Jung Shing-Yun, Liao Chia-Hung, Wu Yu-Sheng, Yuan Shyan-Ming, Sun Chuen-Tsai
Department of Computer Science, National Chiao Tung University, Hsinchu 300, Taiwan.
Department of Computer Science, National Yang Ming Chiao Tung University, Hsinchu 300, Taiwan.
Diagnostics (Basel). 2021 Apr 20;11(4):732. doi: 10.3390/diagnostics11040732.
Lung sounds remain vital in clinical diagnosis as they reveal associations with pulmonary pathologies. With COVID-19 spreading across the world, it has become more pressing for medical professionals to better leverage artificial intelligence for faster and more accurate lung auscultation. This research aims to propose a feature engineering process that extracts the dedicated features for the depthwise separable convolution neural network (DS-CNN) to classify lung sounds accurately and efficiently.
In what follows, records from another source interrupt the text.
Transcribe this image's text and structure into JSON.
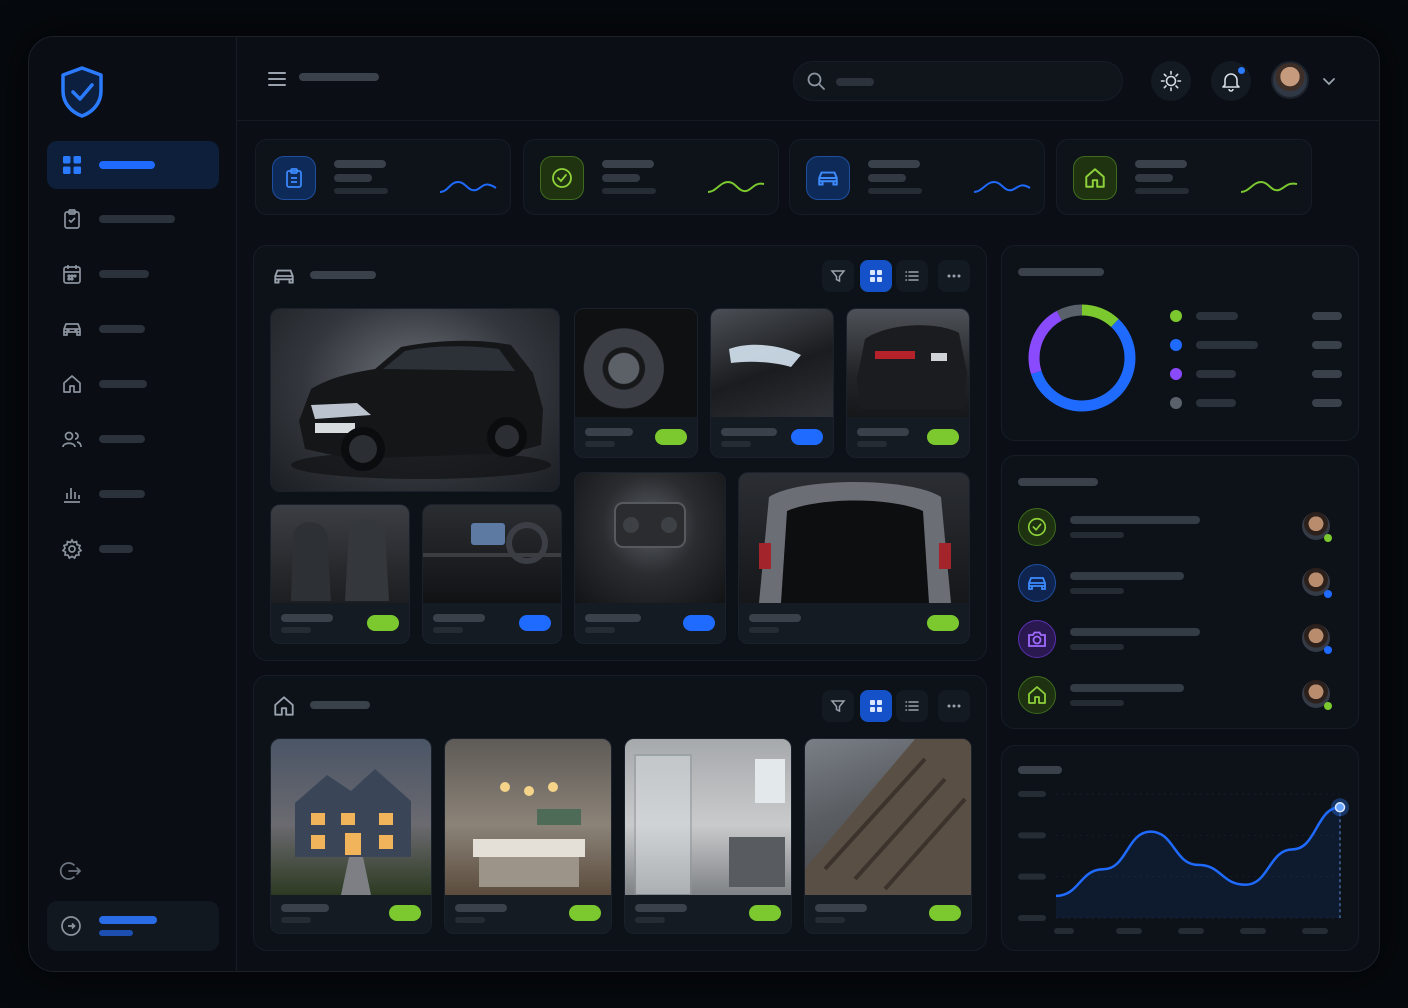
{
  "app": {
    "name": ""
  },
  "sidebar": {
    "items": [
      {
        "icon": "grid-icon",
        "label": "",
        "active": true
      },
      {
        "icon": "clipboard-icon",
        "label": ""
      },
      {
        "icon": "calendar-icon",
        "label": ""
      },
      {
        "icon": "car-icon",
        "label": ""
      },
      {
        "icon": "home-icon",
        "label": ""
      },
      {
        "icon": "users-icon",
        "label": ""
      },
      {
        "icon": "bar-chart-icon",
        "label": ""
      },
      {
        "icon": "settings-icon",
        "label": ""
      }
    ],
    "logout_icon": "logout-icon",
    "account_icon": "account-icon"
  },
  "topbar": {
    "title": "",
    "search_placeholder": "",
    "theme_icon": "sun-icon",
    "notifications_icon": "bell-icon",
    "has_unread": true
  },
  "stats": [
    {
      "icon": "clipboard-icon",
      "color": "#1f6bff",
      "trend": "wave-blue"
    },
    {
      "icon": "check-icon",
      "color": "#7cc92f",
      "trend": "wave-green"
    },
    {
      "icon": "car-icon",
      "color": "#1f6bff",
      "trend": "wave-blue"
    },
    {
      "icon": "home-icon",
      "color": "#7cc92f",
      "trend": "wave-green"
    }
  ],
  "vehicle_panel": {
    "title": "",
    "toolbar": [
      "filter-icon",
      "grid-view-icon",
      "list-view-icon",
      "more-icon"
    ],
    "cards": [
      {
        "name": "",
        "subject": "black-suv-front",
        "status_color": null
      },
      {
        "name": "",
        "subject": "wheel-rim",
        "status_color": "#7cc92f"
      },
      {
        "name": "",
        "subject": "headlight",
        "status_color": "#1f6bff"
      },
      {
        "name": "",
        "subject": "rear-quarter",
        "status_color": "#7cc92f"
      },
      {
        "name": "",
        "subject": "front-seats",
        "status_color": "#7cc92f"
      },
      {
        "name": "",
        "subject": "dashboard",
        "status_color": "#1f6bff"
      },
      {
        "name": "",
        "subject": "engine-bay",
        "status_color": "#1f6bff"
      },
      {
        "name": "",
        "subject": "trunk",
        "status_color": "#7cc92f"
      }
    ]
  },
  "property_panel": {
    "title": "",
    "toolbar": [
      "filter-icon",
      "grid-view-icon",
      "list-view-icon",
      "more-icon"
    ],
    "cards": [
      {
        "name": "",
        "subject": "house-exterior-dusk",
        "status_color": "#7cc92f"
      },
      {
        "name": "",
        "subject": "kitchen",
        "status_color": "#7cc92f"
      },
      {
        "name": "",
        "subject": "bathroom",
        "status_color": "#7cc92f"
      },
      {
        "name": "",
        "subject": "roof-shingles",
        "status_color": "#7cc92f"
      }
    ]
  },
  "donut_panel": {
    "title": "",
    "segments": [
      {
        "label": "",
        "color": "#7cc92f",
        "share": 0.12
      },
      {
        "label": "",
        "color": "#1f6bff",
        "share": 0.58
      },
      {
        "label": "",
        "color": "#8a4bff",
        "share": 0.22
      },
      {
        "label": "",
        "color": "#5a616b",
        "share": 0.08
      }
    ]
  },
  "activity_panel": {
    "title": "",
    "items": [
      {
        "icon": "check-icon",
        "color": "#7cc92f",
        "status_color": "#7cc92f"
      },
      {
        "icon": "car-icon",
        "color": "#1f6bff",
        "status_color": "#1f6bff"
      },
      {
        "icon": "camera-icon",
        "color": "#8a4bff",
        "status_color": "#1f6bff"
      },
      {
        "icon": "home-icon",
        "color": "#7cc92f",
        "status_color": "#7cc92f"
      }
    ]
  },
  "line_panel": {
    "title": ""
  },
  "chart_data": {
    "type": "line",
    "title": "",
    "x": [
      0,
      1,
      2,
      3,
      4,
      5,
      6
    ],
    "series": [
      {
        "values": [
          1.0,
          2.2,
          3.9,
          2.4,
          1.5,
          3.1,
          5.0
        ]
      }
    ],
    "highlight_index": 6,
    "ylim": [
      0,
      5.6
    ],
    "grid": true
  }
}
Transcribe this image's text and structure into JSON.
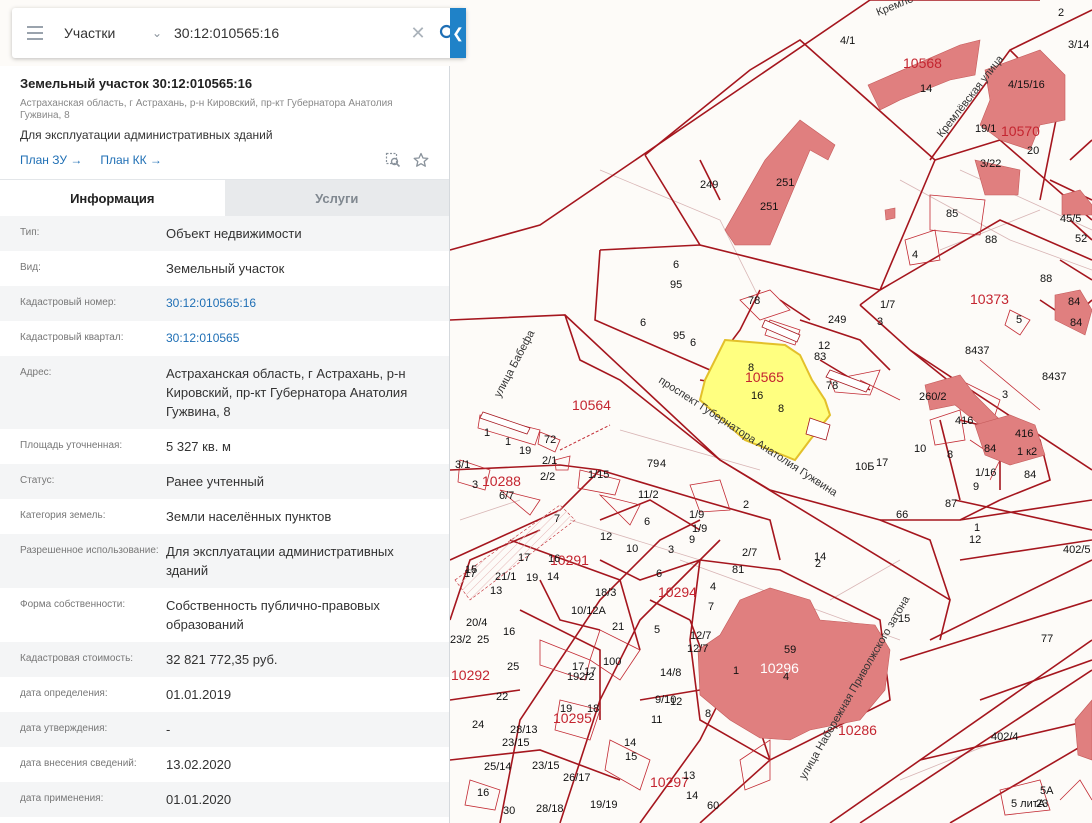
{
  "search": {
    "layer": "Участки",
    "value": "30:12:010565:16"
  },
  "object": {
    "title": "Земельный участок 30:12:010565:16",
    "address": "Астраханская область, г Астрахань, р-н Кировский, пр-кт Губернатора Анатолия Гужвина, 8",
    "purpose": "Для эксплуатации административных зданий",
    "plan_zu": "План ЗУ →",
    "plan_kk": "План КК →"
  },
  "tabs": {
    "info": "Информация",
    "services": "Услуги"
  },
  "rows": [
    {
      "label": "Тип:",
      "value": "Объект недвижимости"
    },
    {
      "label": "Вид:",
      "value": "Земельный участок"
    },
    {
      "label": "Кадастровый номер:",
      "value": "30:12:010565:16",
      "link": true
    },
    {
      "label": "Кадастровый квартал:",
      "value": "30:12:010565",
      "link": true
    },
    {
      "label": "Адрес:",
      "value": "Астраханская область, г Астрахань, р-н Кировский, пр-кт Губернатора Анатолия Гужвина, 8"
    },
    {
      "label": "Площадь уточненная:",
      "value": "5 327 кв. м"
    },
    {
      "label": "Статус:",
      "value": "Ранее учтенный"
    },
    {
      "label": "Категория земель:",
      "value": "Земли населённых пунктов"
    },
    {
      "label": "Разрешенное использование:",
      "value": "Для эксплуатации административных зданий"
    },
    {
      "label": "Форма собственности:",
      "value": "Собственность публично-правовых образований"
    },
    {
      "label": "Кадастровая стоимость:",
      "value": "32 821 772,35 руб."
    },
    {
      "label": "дата определения:",
      "value": "01.01.2019"
    },
    {
      "label": "дата утверждения:",
      "value": "-"
    },
    {
      "label": "дата внесения сведений:",
      "value": "13.02.2020"
    },
    {
      "label": "дата применения:",
      "value": "01.01.2020"
    }
  ],
  "map": {
    "streets": {
      "babefa": "улица Бабефа",
      "prospekt": "проспект Губернатора Анатолия Гужвина",
      "kremlevskaya": "Кремлёвская улица",
      "naberezhnaya": "улица Набережная Приволжского затона",
      "kreml_top": "Кремлё"
    },
    "quarters": [
      "10565",
      "10564",
      "10568",
      "10570",
      "10373",
      "10288",
      "10291",
      "10294",
      "10296",
      "10295",
      "10292",
      "10297",
      "10286"
    ],
    "labels": [
      "4/1",
      "2",
      "3/14",
      "4/15/16",
      "19/1",
      "3/22",
      "20",
      "249",
      "251",
      "251",
      "14",
      "85",
      "88",
      "88",
      "45/5",
      "52",
      "4",
      "84",
      "84",
      "6",
      "95",
      "6",
      "95",
      "6",
      "78",
      "1/7",
      "3",
      "249",
      "12",
      "83",
      "8",
      "16",
      "8",
      "78",
      "5",
      "8437",
      "8437",
      "3",
      "260/2",
      "416",
      "84",
      "1 к2",
      "84",
      "1/16",
      "9",
      "87",
      "1",
      "12",
      "416",
      "1",
      "1",
      "72",
      "19",
      "2/1",
      "2/2",
      "3/1",
      "3",
      "6/7",
      "1/15",
      "79",
      "4",
      "10Б",
      "17",
      "10",
      "8",
      "2",
      "66",
      "402/5",
      "1/9",
      "9",
      "2/7",
      "81",
      "1/9",
      "11/2",
      "6",
      "7",
      "12",
      "10",
      "15",
      "17",
      "16",
      "14",
      "13",
      "21/1",
      "19",
      "17",
      "10/12А",
      "18/3",
      "16",
      "20/4",
      "23/2",
      "25",
      "25",
      "22",
      "24",
      "28/13",
      "23/15",
      "23/15",
      "25/14",
      "26/17",
      "28/18",
      "19/19",
      "16",
      "30",
      "17",
      "100",
      "192/2",
      "21",
      "19",
      "18",
      "17",
      "15",
      "14",
      "13",
      "11",
      "9/10",
      "12",
      "8",
      "12/7",
      "12/7",
      "5",
      "14/8",
      "3",
      "4",
      "6",
      "7",
      "1",
      "59",
      "4",
      "60",
      "14",
      "77",
      "402/4",
      "5А",
      "5 литА",
      "23",
      "15",
      "2",
      "14",
      "2",
      "30",
      "2"
    ]
  }
}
We extracted a total of three features for the shrunk DS-CNN model: the short-time Fourier-transformed (STFT) feature, the Mel-frequency cepstrum coefficient (MFCC) feature, and the fused features of these two. We observed that while DS-CNN models trained on either the STFT or the MFCC feature achieved an accuracy of 82.27% and 73.02%, respectively, fusing both features led to a higher accuracy of 85.74%. In addition, our method achieved 16 times higher inference speed on an edge device and only 0.45% less accuracy than RespireNet. This finding indicates that the fusion of the STFT and MFCC features and DS-CNN would be a model design for lightweight edge devices to achieve accurate AI-aided detection of lung diseases.
肺部声音在临床诊断中仍然至关重要,因为它们揭示了与肺部疾病的关联。随着新冠疫情在全球蔓延,医学专业人员更迫切需要更好地利用人工智能来实现更快、更准确的肺部听诊。本研究旨在提出一种特征工程流程,为深度可分离卷积神经网络(DS-CNN)提取专用特征,以准确、高效地对肺部声音进行分类。我们为精简后的DS-CNN模型总共提取了三种特征:短时傅里叶变换(STFT)特征、梅尔频率倒谱系数(MFCC)特征以及这两者的融合特征。我们观察到,虽然在STFT特征或MFCC特征上训练的DS-CNN模型的准确率分别达到了82.27%和73.02%,但融合这两种特征可使准确率提高到85.74%。此外,我们的方法在边缘设备上的推理速度比RespireNet快16倍,且准确率仅低0.45%。这一发现表明,STFT和MFCC特征与DS-CNN的融合将是一种用于轻量级边缘设备的模型设计,以实现准确的人工智能辅助肺部疾病检测。